Опять вдвоём с Лесей надрываться придётся. А отказаться неудобно. Мать обидится.
Она всё ворчит, пока я не выдерживаю. Чувствую себя последней сволочью. Обнимаю её крепко и говорю:
— Мам, ты во всём права. Я тебя так люблю. И ты прости меня.
Хочется сказать: «Прости за всё, что я вытворяла в своей жизни, заставляя тебя нервничать и переживать за меня». Но она и без того теряется от моего порыва.
— Нин, у тебя точно всё хорошо?
Даже осекается от своих причитаний.
— Может у вас с Витькой какие-то проблемы? У Леси? Или у тебя со здоровьем? Я же чувствую. Ты приехала, на тебе лица не было…
Я отмахиваюсь. К глазам слёзы подступили.
— Нет. Не переживай. Всё хорошо.
Просто что-то. Только с возрастом же понимаешь, как родители важны.
Вот и на меня что-то накатило. Становлюсь сентиментальной.
— Если что, ты только скажи, — с недоверием хмурит брови мать. — Я помогу чем смогу. Родственники опять же. Справимся как-нибудь!
Тяну улыбку, чтобы её успокоить.
— Да не с чем справляться, мам. Всё это так. Пустяки.
По крайней мере я на это надеюсь.
Мама после этого разговора всё-таки проводила нас на станцию. Олег помогал нести сумку и стоял возле нас пока мы ждали пригородную электричку.
Моя «старушка», как она сама себя называет, суетилась возле меня и Леськи и пыталась вручить моей дочке свою кофту. Та естественно отказывалась, и увернувшись последний раз увидела движущиеся огни вдалеке.
— Едет, ба!
После чего мама прижала мою егозу к себе, а потом и меня. Крепче обычного.
Выражать свои чувства к друг другу мы разучились давно. В детстве я, помню, тянулась к ней. А потом подросла и перестала, когда она прекратила мазать мне ушибленные коленки йодом и начала третировать меня, указывая какой я должна быть и что делать.
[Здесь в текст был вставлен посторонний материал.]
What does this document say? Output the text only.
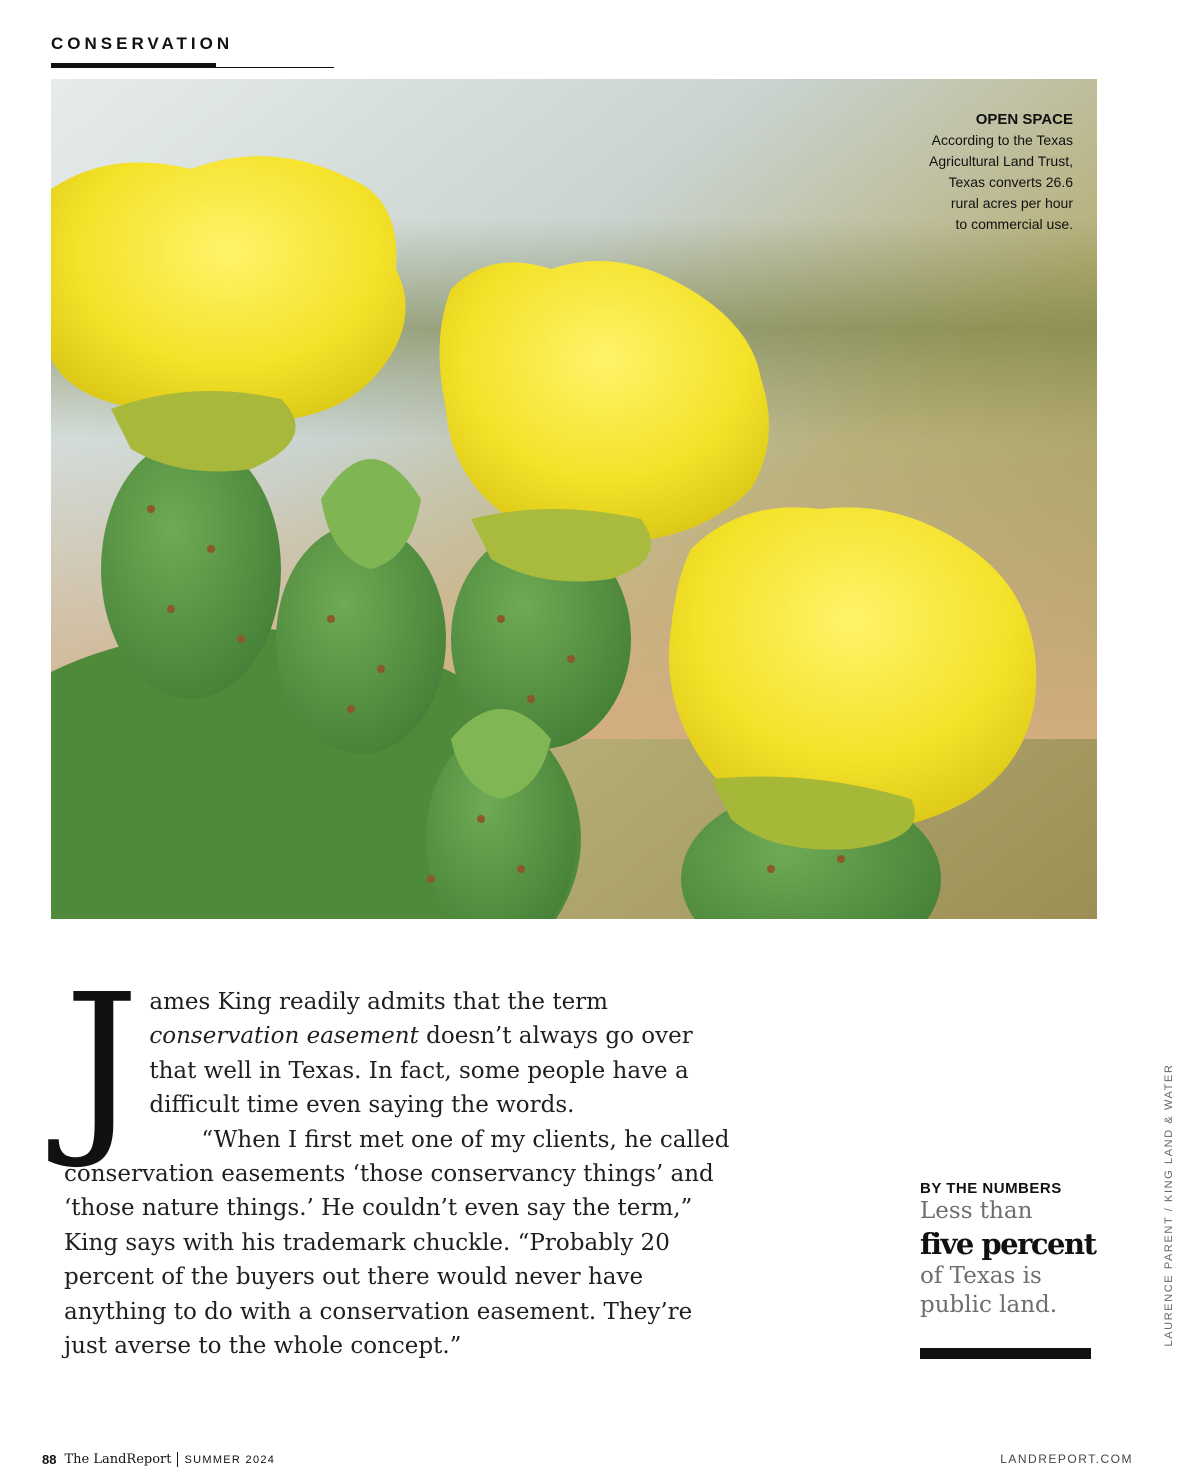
CONSERVATION
OPEN SPACE
According to the Texas
Agricultural Land Trust,
Texas converts 26.6
rural acres per hour
to commercial use.
J ames King readily admits that the term conservation easement doesn’t always go over that well in Texas. In fact, some people have a difficult time even saying the words.

“When I first met one of my clients, he called conservation easements ‘those conservancy things’ and ‘those nature things.’ He couldn’t even say the term,” King says with his trademark chuckle. “Probably 20 percent of the buyers out there would never have anything to do with a conservation easement. They’re just averse to the whole concept.”

BY THE NUMBERS
Less than
five percent
of Texas is public land.	LAURENCE PARENT / KING LAND & WATER
88 The LandReport SUMMER 2024	LANDREPORT.COM
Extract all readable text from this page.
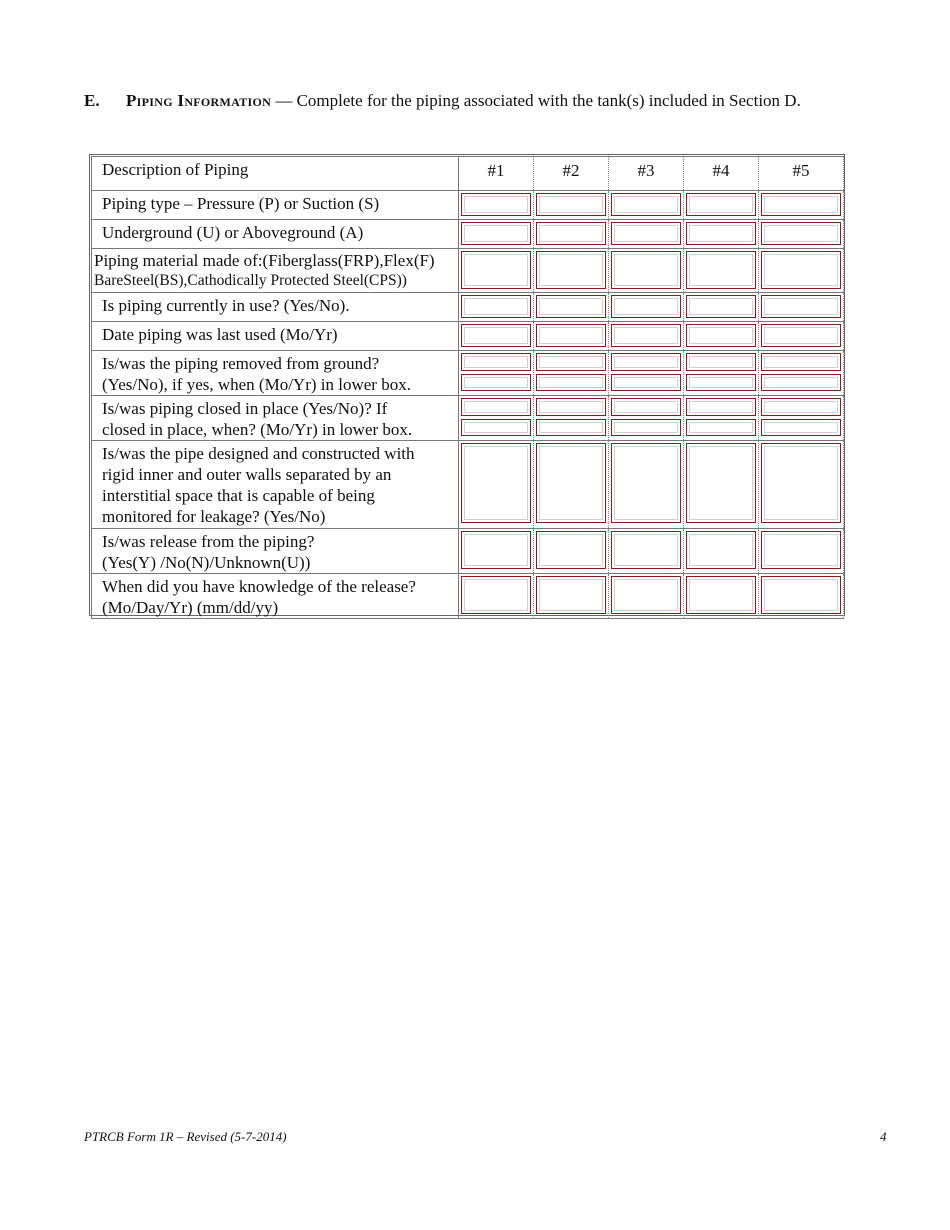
E. Piping Information — Complete for the piping associated with the tank(s) included in Section D.
Description of Piping	#1	#2	#3	#4	#5
Piping type – Pressure (P) or Suction (S)	

Underground (U) or Aboveground (A)	

Piping material made of:(Fiberglass(FRP),Flex(F)
BareSteel(BS),Cathodically Protected Steel(CPS))					

Is piping currently in use? (Yes/No).	

Date piping was last used (Mo/Yr)	

Is/was the piping removed from ground?
(Yes/No), if yes, when (Mo/Yr) in lower box.					

Is/was piping closed in place (Yes/No)? If
closed in place, when? (Mo/Yr) in lower box.					

Is/was the pipe designed and constructed with
rigid inner and outer walls separated by an
interstitial space that is capable of being
monitored for leakage? (Yes/No)					

Is/was release from the piping?
(Yes(Y) /No(N)/Unknown(U))					

When did you have knowledge of the release?
(Mo/Day/Yr) (mm/dd/yy)					

PTRCB Form 1R – Revised (5-7-2014)	4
С кем встречаться. С кем дружить. Как учиться. На кого учиться.
Я сейчас понимаю, что она действовала только из лучших побуждений. И хотела для меня самого лучшего. В её понимании лучшего. Просто для меня это выглядело так словно она покушается на мою свободу.
Я загородилась от неё стеной, таким образом защищая свой выбор.
А она, как и я хотела быть причастной. Указать где лучше. Своеобразно пыталась «подстелить соломку» мне под ноги перед моим падением.
Только я не понимала этого. Не хотела понимать.
И делала глупости ей назло.
А сейчас осознаю, как была неправа.
— Позвонишь, когда доберётесь, — просит мама, прежде чем я заскакиваю на подножку электрички.
— Обязательно!
Забираю тяжёлые сумки у Олега, а мать смотрит на меня с тревогой.
Хотя сегодня впервые за много лет между нами наметилось хоть какое-то потепление.